One for all, all for one? Not at UCLA


UCLA is an embarrassment.

It’s not so much the dropped passes, the missed tackles or the 31-22 losing start to the 2010 season.

It’s the selfish way they go about business.

Less than a minute remaining, and maybe it does appear as if the Bruins are finished, but most of UCLA’s defenders are sitting on benches while the offense is on the field still trying to pull off a miracle.

So much for urging their teammates on.

Coach Rick Neuheisel explains later the defense is instructed to sit there so that coaches might communicate with them, but in this instance they are all by themselves. Just like their offensive teammates on the field.

Offensive line coach Bob Palcic is standing at the outermost edge of the Bruins’ bench area waiting for the game to end, and as soon as it does, he takes off running to the locker room, the first man off the field.

More than half of the Bruins follow, these student-athletes dismissing good sportsmanship just like their coach.

They leave Neuheisel behind to shake hands with the opposing coach at midfield, as well as half of their teammates who have apparently been raised correctly to congratulate the opposition.

The celebration over, the Kansas State players come together and, almost like a scene from “Remember the Titans,” they line up shoulder to shoulder and run off the field together.

As for the Bruins, they were really never together in a game decided by the little things, maybe the little things handled better if it’s a way of life.

Maybe UCLA defender Akeem Ayers doesn’t give Kansas State running back Daniel Thomas an extra shove as Daniels is going out of bounds. It’s a 15-yard penalty with six minutes remaining in a 17-16 game favoring the Wildcats, the extra boost eventually leading to a Kansas State touchdown.

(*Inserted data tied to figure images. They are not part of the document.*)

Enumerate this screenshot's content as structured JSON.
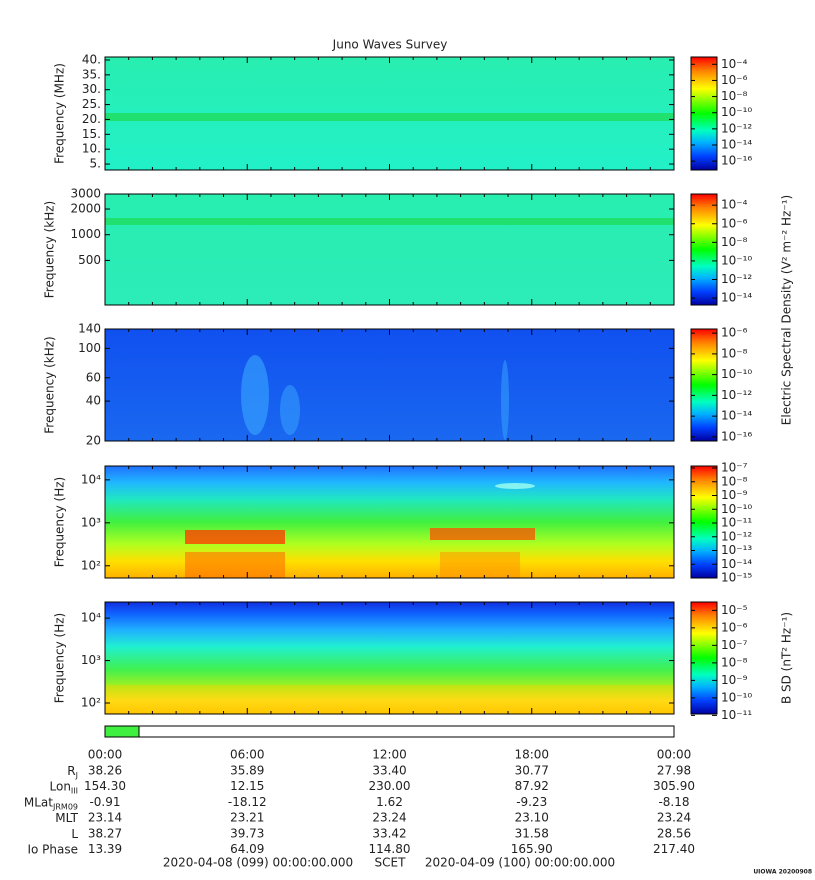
{
  "title": "Juno Waves Survey",
  "chart_data": [
    {
      "type": "spectrogram",
      "ylabel": "Frequency (MHz)",
      "log_y": false,
      "ylim": [
        3,
        41
      ],
      "yticks": [
        {
          "value": 5,
          "label": "5."
        },
        {
          "value": 10,
          "label": "10."
        },
        {
          "value": 15,
          "label": "15."
        },
        {
          "value": 20,
          "label": "20."
        },
        {
          "value": 25,
          "label": "25."
        },
        {
          "value": 30,
          "label": "30."
        },
        {
          "value": 35,
          "label": "35."
        },
        {
          "value": 40,
          "label": "40."
        }
      ],
      "colorbar": {
        "log": true,
        "clim": [
          8e-18,
          0.0008
        ],
        "ticks": [
          {
            "value": 0.0001,
            "label": "10⁻⁴"
          },
          {
            "value": 1e-06,
            "label": "10⁻⁶"
          },
          {
            "value": 1e-08,
            "label": "10⁻⁸"
          },
          {
            "value": 1e-10,
            "label": "10⁻¹⁰"
          },
          {
            "value": 1e-12,
            "label": "10⁻¹²"
          },
          {
            "value": 1e-14,
            "label": "10⁻¹⁴"
          },
          {
            "value": 1e-16,
            "label": "10⁻¹⁶"
          }
        ]
      }
    },
    {
      "type": "spectrogram",
      "ylabel": "Frequency (kHz)",
      "log_y": true,
      "ylim": [
        150,
        3000
      ],
      "yticks": [
        500,
        1000,
        2000,
        3000
      ],
      "colorbar": {
        "log": true,
        "clim": [
          1.8e-15,
          0.0016
        ],
        "ticks": [
          {
            "value": 0.0001,
            "label": "10⁻⁴"
          },
          {
            "value": 1e-06,
            "label": "10⁻⁶"
          },
          {
            "value": 1e-08,
            "label": "10⁻⁸"
          },
          {
            "value": 1e-10,
            "label": "10⁻¹⁰"
          },
          {
            "value": 1e-12,
            "label": "10⁻¹²"
          },
          {
            "value": 1e-14,
            "label": "10⁻¹⁴"
          }
        ]
      }
    },
    {
      "type": "spectrogram",
      "ylabel": "Frequency (kHz)",
      "log_y": true,
      "ylim": [
        20,
        140
      ],
      "yticks": [
        20,
        40,
        60,
        100,
        140
      ],
      "colorbar": {
        "log": true,
        "clim": [
          4e-17,
          2.5e-06
        ],
        "ticks": [
          {
            "value": 1e-06,
            "label": "10⁻⁶"
          },
          {
            "value": 1e-08,
            "label": "10⁻⁸"
          },
          {
            "value": 1e-10,
            "label": "10⁻¹⁰"
          },
          {
            "value": 1e-12,
            "label": "10⁻¹²"
          },
          {
            "value": 1e-14,
            "label": "10⁻¹⁴"
          },
          {
            "value": 1e-16,
            "label": "10⁻¹⁶"
          }
        ]
      }
    },
    {
      "type": "spectrogram",
      "ylabel": "Frequency (Hz)",
      "log_y": true,
      "ylim": [
        52,
        21000
      ],
      "yticks": [
        {
          "value": 100,
          "label": "10²"
        },
        {
          "value": 1000,
          "label": "10³"
        },
        {
          "value": 10000,
          "label": "10⁴"
        }
      ],
      "colorbar": {
        "log": true,
        "clim": [
          1e-15,
          1.4e-07
        ],
        "ticks": [
          {
            "value": 1e-07,
            "label": "10⁻⁷"
          },
          {
            "value": 1e-08,
            "label": "10⁻⁸"
          },
          {
            "value": 1e-09,
            "label": "10⁻⁹"
          },
          {
            "value": 1e-10,
            "label": "10⁻¹⁰"
          },
          {
            "value": 1e-11,
            "label": "10⁻¹¹"
          },
          {
            "value": 1e-12,
            "label": "10⁻¹²"
          },
          {
            "value": 1e-13,
            "label": "10⁻¹³"
          },
          {
            "value": 1e-14,
            "label": "10⁻¹⁴"
          },
          {
            "value": 1e-15,
            "label": "10⁻¹⁵"
          }
        ]
      }
    },
    {
      "type": "spectrogram",
      "ylabel": "Frequency (Hz)",
      "log_y": true,
      "ylim": [
        55,
        24000
      ],
      "yticks": [
        {
          "value": 100,
          "label": "10²"
        },
        {
          "value": 1000,
          "label": "10³"
        },
        {
          "value": 10000,
          "label": "10⁴"
        }
      ],
      "colorbar": {
        "log": true,
        "clim": [
          1.2e-11,
          3e-05
        ],
        "ticks": [
          {
            "value": 1e-05,
            "label": "10⁻⁵"
          },
          {
            "value": 1e-06,
            "label": "10⁻⁶"
          },
          {
            "value": 1e-07,
            "label": "10⁻⁷"
          },
          {
            "value": 1e-08,
            "label": "10⁻⁸"
          },
          {
            "value": 1e-09,
            "label": "10⁻⁹"
          },
          {
            "value": 1e-10,
            "label": "10⁻¹⁰"
          },
          {
            "value": 1e-11,
            "label": "10⁻¹¹"
          }
        ]
      }
    }
  ],
  "colorbar_labels": [
    "Electric Spectral Density (V² m⁻² Hz⁻¹)",
    "B SD (nT² Hz⁻¹)"
  ],
  "time_ticks": [
    "00:00",
    "06:00",
    "12:00",
    "18:00",
    "00:00"
  ],
  "ephemeris": [
    {
      "label": "R",
      "sub": "J",
      "values": [
        "38.26",
        "35.89",
        "33.40",
        "30.77",
        "27.98"
      ]
    },
    {
      "label": "Lon",
      "sub": "III",
      "values": [
        "154.30",
        "12.15",
        "230.00",
        "87.92",
        "305.90"
      ]
    },
    {
      "label": "MLat",
      "sub": "JRM09",
      "values": [
        "-0.91",
        "-18.12",
        "1.62",
        "-9.23",
        "-8.18"
      ]
    },
    {
      "label": "MLT",
      "values": [
        "23.14",
        "23.21",
        "23.24",
        "23.10",
        "23.24"
      ]
    },
    {
      "label": "L",
      "values": [
        "38.27",
        "39.73",
        "33.42",
        "31.58",
        "28.56"
      ]
    },
    {
      "label": "Io Phase",
      "values": [
        "13.39",
        "64.09",
        "114.80",
        "165.90",
        "217.40"
      ]
    }
  ],
  "footer": {
    "start": "2020-04-08 (099) 00:00:00.000",
    "scet": "SCET",
    "end": "2020-04-09 (100) 00:00:00.000"
  },
  "credit": "UIOWA 20200908"
}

“It was a selfish play,” Neuheisel says.

It takes discipline to hang together at times, and maybe they don’t have 12 men on the field on fourth and goal from the one in the first quarter, the defense’s confidence soaring after making the stop only to learn the penalty will give Kansas State another chance.

The Wildcats then score.

Maybe the receivers, who played as if they weren’t issued hands before the game, make those catches to pick up quarterback Kevin Prince, who is rusty and trying to overcome a back-muscle injury.

“Had we played better, we win,” Neuheisel says while agreeing he will talk to the team about how it conducts itself after a defeat.

It’s not as if losing is something new to UCLA, 11-15 under Neuheisel, 0-1 to start his third season, Karl Dorrell going 10-2 in his third year on the job.

A year ago UCLA manhandled Kansas State in a 23-9 victory, which doesn’t bode well for any sign of Bruins progress.

Kansas State still lacks any threat at quarterback, everyone in the purple-dominated joint knowing the ball is going to go to Thomas, who ran for 234 yards.

A year ago, he gained 54 against UCLA.

The Wildcats don’t appear to be much better than Washington or Washington State, and those two schools account for four of Neuheisel’s six Pac-10 wins to date.

Things might be looking up for Washington and Washington State this season.

This one got away from the Bruins, a game to be won, and while they showed competitiveness in coming back to score on two plays in the final two minutes, moral victories ring hollow when they seem to dominate a losing team’s record.

So how do you measure UCLA’s progress under Neuheisel’s guidance? Do Bruins fans write this one off because it was a tough place to play, Prince was rusty and UCLA was a two-point conversion away from tying it up late?

Or, is it always something with the Bruins, which really is the mark of a .500 program, only an excuse here or there from being something else?

How long has it been since we were told, “The Football Monopoly in L.A. Is Over?”

Don’t know about USC, but how about UCLA doing its part and giving everyone a reason to think this season will be any different from the last two?

Maybe if there’s more discipline and attention to detail, everyone today is singing Prince’s praises and the way he managed the new “pistol” offense.

If a team really does take its lead from the quarterback, the Bruins still have a chance, Prince maintaining his cool while his teammates took turns dropping passes.

“He doesn’t rattle,” says Neuheisel.

Damien Thigpen impresses in special-teams coverage, running back Malcolm Jones looks like a headline maker someday, and if only all the Bruins were as dependable as kicker Kai Forbath.

The individual play, though, is not enough, one Bruins defender after another missing a tackle, and no one there to pick them up. As big a bummer as any to start a season.